Dude i just saw JT leaving the hospital. He drove there to get fluids because he was too drunk, so they hooked him up to an IV so he didn't get alcohol poisoning. Did I mention he drove there? Oh yea and our roommates in the hospital with alcohol poisoning, she just puked up coal. So many ppl are here, it's like a hospital party, I love spring quarter!
Dude, the girl next to me just farted. Worst part, it smells like astroglide
I just came out of my doctor's office and i look into the window and i see a guy sitting in the front seat getting head.

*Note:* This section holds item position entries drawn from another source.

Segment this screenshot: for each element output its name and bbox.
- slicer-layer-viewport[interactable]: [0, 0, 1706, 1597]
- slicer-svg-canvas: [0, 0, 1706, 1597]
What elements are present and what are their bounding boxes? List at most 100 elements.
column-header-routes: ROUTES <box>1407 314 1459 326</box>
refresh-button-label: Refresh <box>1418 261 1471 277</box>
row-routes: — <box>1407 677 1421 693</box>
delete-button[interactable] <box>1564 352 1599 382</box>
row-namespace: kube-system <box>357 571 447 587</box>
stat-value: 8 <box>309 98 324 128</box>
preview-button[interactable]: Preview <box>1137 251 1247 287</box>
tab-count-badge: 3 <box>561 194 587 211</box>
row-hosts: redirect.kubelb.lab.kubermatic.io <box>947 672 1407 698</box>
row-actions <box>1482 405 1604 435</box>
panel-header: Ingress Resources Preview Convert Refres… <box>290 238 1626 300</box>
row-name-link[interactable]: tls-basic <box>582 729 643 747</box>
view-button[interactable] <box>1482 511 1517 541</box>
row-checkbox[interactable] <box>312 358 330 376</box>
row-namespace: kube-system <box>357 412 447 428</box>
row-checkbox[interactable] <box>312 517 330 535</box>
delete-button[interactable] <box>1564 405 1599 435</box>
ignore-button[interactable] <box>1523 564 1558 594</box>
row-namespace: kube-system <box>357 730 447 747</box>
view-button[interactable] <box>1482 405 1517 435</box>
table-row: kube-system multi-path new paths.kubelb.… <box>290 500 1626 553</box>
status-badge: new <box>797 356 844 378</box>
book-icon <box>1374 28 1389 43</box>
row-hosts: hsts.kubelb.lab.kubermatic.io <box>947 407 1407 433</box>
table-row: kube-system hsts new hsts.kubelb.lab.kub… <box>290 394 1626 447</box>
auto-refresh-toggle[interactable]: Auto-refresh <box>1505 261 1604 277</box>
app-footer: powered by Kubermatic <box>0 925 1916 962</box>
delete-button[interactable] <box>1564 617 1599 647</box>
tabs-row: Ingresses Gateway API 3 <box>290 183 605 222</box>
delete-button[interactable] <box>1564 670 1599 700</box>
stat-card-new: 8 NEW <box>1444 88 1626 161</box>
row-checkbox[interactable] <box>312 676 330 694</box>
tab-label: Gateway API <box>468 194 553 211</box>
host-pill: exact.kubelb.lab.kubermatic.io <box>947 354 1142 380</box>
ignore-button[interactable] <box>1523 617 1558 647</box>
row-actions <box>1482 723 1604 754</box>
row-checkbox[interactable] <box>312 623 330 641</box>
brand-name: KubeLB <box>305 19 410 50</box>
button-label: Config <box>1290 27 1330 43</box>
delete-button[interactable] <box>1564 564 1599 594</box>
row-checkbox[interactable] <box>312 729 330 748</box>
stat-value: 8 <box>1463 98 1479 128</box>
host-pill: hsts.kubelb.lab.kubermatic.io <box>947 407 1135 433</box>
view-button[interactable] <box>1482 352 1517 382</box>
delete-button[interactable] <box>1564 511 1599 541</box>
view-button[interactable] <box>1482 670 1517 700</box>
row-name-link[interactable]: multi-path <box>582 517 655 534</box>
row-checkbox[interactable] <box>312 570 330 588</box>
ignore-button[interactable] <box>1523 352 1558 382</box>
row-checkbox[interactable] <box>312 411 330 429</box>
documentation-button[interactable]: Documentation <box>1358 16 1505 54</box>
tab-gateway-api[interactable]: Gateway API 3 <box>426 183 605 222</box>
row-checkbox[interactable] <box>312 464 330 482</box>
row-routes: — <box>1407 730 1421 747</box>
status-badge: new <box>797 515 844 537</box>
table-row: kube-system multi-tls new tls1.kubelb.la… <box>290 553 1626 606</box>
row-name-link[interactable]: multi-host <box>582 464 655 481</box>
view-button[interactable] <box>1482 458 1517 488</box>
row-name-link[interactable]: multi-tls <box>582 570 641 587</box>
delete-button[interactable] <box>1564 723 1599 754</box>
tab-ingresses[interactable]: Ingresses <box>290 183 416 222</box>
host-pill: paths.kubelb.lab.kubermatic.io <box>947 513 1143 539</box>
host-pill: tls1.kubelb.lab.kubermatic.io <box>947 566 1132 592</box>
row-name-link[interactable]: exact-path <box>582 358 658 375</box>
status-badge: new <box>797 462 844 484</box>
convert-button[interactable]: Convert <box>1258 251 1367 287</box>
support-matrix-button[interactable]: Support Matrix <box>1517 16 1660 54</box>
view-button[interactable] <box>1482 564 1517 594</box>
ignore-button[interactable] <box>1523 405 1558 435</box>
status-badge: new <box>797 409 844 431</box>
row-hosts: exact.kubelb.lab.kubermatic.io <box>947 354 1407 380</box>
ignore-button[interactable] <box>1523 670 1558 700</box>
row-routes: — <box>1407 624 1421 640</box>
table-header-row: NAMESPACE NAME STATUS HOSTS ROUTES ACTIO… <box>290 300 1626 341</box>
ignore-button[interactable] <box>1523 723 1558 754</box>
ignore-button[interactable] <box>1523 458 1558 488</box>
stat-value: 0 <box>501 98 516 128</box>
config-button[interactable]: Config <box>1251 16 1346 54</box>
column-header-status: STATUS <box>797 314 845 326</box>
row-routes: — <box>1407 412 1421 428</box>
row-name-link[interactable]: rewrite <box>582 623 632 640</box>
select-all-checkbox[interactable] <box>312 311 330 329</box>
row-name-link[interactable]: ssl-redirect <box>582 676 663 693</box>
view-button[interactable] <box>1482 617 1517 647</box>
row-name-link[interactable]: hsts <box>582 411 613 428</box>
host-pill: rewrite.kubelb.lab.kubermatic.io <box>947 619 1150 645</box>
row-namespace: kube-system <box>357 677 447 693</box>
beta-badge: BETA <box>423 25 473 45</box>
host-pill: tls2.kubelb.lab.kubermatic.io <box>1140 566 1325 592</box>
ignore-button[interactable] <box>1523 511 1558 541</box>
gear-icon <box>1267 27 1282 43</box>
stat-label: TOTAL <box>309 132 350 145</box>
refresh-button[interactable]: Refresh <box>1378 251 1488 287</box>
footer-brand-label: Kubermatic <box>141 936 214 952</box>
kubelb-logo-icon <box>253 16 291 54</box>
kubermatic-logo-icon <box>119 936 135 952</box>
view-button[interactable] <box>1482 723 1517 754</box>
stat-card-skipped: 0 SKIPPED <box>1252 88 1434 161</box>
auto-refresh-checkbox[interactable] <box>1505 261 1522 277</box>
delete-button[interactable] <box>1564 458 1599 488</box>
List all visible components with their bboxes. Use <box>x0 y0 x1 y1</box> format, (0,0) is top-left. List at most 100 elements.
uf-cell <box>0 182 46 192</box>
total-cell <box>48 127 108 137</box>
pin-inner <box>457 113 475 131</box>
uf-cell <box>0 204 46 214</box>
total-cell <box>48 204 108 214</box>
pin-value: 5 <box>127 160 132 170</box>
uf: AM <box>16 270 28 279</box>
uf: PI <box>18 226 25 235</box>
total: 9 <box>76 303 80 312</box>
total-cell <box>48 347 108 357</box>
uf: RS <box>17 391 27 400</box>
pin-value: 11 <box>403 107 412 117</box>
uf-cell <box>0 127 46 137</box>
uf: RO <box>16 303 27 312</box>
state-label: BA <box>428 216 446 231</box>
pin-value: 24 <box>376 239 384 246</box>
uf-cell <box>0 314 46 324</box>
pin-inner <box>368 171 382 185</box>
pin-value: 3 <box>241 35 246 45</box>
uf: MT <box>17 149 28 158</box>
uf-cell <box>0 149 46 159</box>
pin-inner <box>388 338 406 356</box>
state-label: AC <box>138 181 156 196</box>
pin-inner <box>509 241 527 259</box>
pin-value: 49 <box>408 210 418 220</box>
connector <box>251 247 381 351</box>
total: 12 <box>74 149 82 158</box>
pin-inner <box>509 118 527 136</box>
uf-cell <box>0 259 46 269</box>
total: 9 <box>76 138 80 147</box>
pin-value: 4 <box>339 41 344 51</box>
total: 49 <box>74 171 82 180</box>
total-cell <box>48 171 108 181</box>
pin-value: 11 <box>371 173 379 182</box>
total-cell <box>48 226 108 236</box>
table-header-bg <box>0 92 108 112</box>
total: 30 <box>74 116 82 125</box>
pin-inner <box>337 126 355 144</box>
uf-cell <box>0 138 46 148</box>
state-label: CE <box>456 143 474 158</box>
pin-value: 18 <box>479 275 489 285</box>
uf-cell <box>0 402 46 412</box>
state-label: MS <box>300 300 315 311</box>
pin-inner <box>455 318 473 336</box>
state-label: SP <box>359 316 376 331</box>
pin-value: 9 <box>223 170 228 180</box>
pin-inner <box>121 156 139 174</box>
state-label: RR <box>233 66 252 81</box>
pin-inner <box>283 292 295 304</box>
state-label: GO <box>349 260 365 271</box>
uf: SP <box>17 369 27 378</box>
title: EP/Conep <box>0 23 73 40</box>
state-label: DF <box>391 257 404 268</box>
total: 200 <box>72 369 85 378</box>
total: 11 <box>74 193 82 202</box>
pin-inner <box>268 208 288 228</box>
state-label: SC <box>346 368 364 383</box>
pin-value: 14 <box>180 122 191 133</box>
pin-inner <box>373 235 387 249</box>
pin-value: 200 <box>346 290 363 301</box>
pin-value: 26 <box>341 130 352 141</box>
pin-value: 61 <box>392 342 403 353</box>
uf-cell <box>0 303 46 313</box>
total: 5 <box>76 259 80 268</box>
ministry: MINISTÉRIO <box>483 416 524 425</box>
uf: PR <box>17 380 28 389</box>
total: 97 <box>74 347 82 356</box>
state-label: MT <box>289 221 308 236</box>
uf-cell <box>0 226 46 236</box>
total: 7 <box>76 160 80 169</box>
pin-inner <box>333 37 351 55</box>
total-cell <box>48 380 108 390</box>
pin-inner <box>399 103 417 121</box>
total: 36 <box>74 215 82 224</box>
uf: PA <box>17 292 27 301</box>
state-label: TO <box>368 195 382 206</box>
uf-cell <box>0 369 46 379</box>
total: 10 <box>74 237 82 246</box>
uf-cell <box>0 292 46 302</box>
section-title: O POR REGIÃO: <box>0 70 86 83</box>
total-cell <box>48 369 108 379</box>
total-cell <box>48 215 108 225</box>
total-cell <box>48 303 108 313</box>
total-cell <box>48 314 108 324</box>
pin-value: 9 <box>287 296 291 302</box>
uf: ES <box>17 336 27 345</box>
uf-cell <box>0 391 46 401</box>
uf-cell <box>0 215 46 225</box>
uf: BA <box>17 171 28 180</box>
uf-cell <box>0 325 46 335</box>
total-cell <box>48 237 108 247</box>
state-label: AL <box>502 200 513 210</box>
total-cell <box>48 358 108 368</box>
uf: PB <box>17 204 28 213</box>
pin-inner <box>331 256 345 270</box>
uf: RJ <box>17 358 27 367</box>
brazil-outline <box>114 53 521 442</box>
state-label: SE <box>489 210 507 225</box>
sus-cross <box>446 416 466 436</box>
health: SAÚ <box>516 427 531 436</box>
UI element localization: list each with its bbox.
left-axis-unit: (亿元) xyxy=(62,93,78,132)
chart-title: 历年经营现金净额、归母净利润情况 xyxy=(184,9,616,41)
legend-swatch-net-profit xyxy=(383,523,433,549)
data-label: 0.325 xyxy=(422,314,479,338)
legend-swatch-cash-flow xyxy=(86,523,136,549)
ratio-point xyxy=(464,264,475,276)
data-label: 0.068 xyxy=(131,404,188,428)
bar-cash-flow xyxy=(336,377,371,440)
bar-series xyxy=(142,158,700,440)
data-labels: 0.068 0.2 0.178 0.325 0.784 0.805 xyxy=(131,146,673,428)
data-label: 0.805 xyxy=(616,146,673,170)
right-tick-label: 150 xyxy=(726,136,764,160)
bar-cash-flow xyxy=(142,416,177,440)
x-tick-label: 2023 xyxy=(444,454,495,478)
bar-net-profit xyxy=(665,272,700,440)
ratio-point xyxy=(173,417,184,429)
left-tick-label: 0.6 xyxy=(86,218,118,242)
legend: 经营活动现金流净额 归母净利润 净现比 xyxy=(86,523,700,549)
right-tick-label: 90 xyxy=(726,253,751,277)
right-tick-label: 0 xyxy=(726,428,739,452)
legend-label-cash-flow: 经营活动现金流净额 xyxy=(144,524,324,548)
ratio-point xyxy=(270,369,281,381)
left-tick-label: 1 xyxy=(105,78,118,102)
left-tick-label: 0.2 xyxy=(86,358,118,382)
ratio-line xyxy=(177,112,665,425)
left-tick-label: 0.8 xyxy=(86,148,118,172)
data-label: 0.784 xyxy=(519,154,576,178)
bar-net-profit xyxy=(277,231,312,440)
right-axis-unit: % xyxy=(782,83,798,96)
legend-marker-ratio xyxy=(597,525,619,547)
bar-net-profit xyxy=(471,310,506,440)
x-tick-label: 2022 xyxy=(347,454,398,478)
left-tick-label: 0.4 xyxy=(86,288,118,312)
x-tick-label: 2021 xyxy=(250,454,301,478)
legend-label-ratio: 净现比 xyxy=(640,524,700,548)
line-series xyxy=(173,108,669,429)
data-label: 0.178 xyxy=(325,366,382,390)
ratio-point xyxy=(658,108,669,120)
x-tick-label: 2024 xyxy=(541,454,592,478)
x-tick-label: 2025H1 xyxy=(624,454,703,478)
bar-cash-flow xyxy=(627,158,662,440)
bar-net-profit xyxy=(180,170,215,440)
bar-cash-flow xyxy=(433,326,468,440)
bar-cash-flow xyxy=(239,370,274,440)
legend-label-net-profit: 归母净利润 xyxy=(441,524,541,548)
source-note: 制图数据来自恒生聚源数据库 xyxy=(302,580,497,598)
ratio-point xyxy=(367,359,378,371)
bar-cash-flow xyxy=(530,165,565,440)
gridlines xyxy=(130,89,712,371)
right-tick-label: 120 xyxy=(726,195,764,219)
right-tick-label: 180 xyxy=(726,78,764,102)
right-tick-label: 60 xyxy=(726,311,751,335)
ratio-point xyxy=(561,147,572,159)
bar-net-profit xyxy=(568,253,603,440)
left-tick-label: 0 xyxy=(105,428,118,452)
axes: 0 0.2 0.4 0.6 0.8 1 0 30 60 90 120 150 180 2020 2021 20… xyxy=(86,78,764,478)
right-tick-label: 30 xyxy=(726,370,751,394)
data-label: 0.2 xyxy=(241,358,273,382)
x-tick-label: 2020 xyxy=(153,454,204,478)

why are you so shocked? you live in brooklyn.
Single schmingle. No one actually obeys the relationship boundaries these days. Its 2009.
If we don't get kicked out of this hotel tonight for fucking too loud we're breaking up
we broke up because he couldn't handle the fact that i've slept with more girls than he has. also, i've slept with the girl he's seeing now.
He said he would pay my bar tab if he couldn't answer my question. He lost to the age old question of our youth. Why did pogs go out of style.
Seriously? You DON'T remember putting all those Swedish fish in the waffle iron b/c you wanted "One big Swedish fish?" That waffle iron was a wedding gift.
Again? Most people check out of hotels, they don't escape from them
Our DD has become famous. Strippers are asking to be handcuffed to him.
Seeing your boyfriend, side piece, and great white buffalo, all in one night? Its a sign right?
Proceed with caution.
I've been vomiting all day.
All day? It's 10am.
I have vodka and 50 pizza rolls best spring break ever
my nose is crying tears of wow.
I'm really glad I had vomit on my sweater when I met his sister.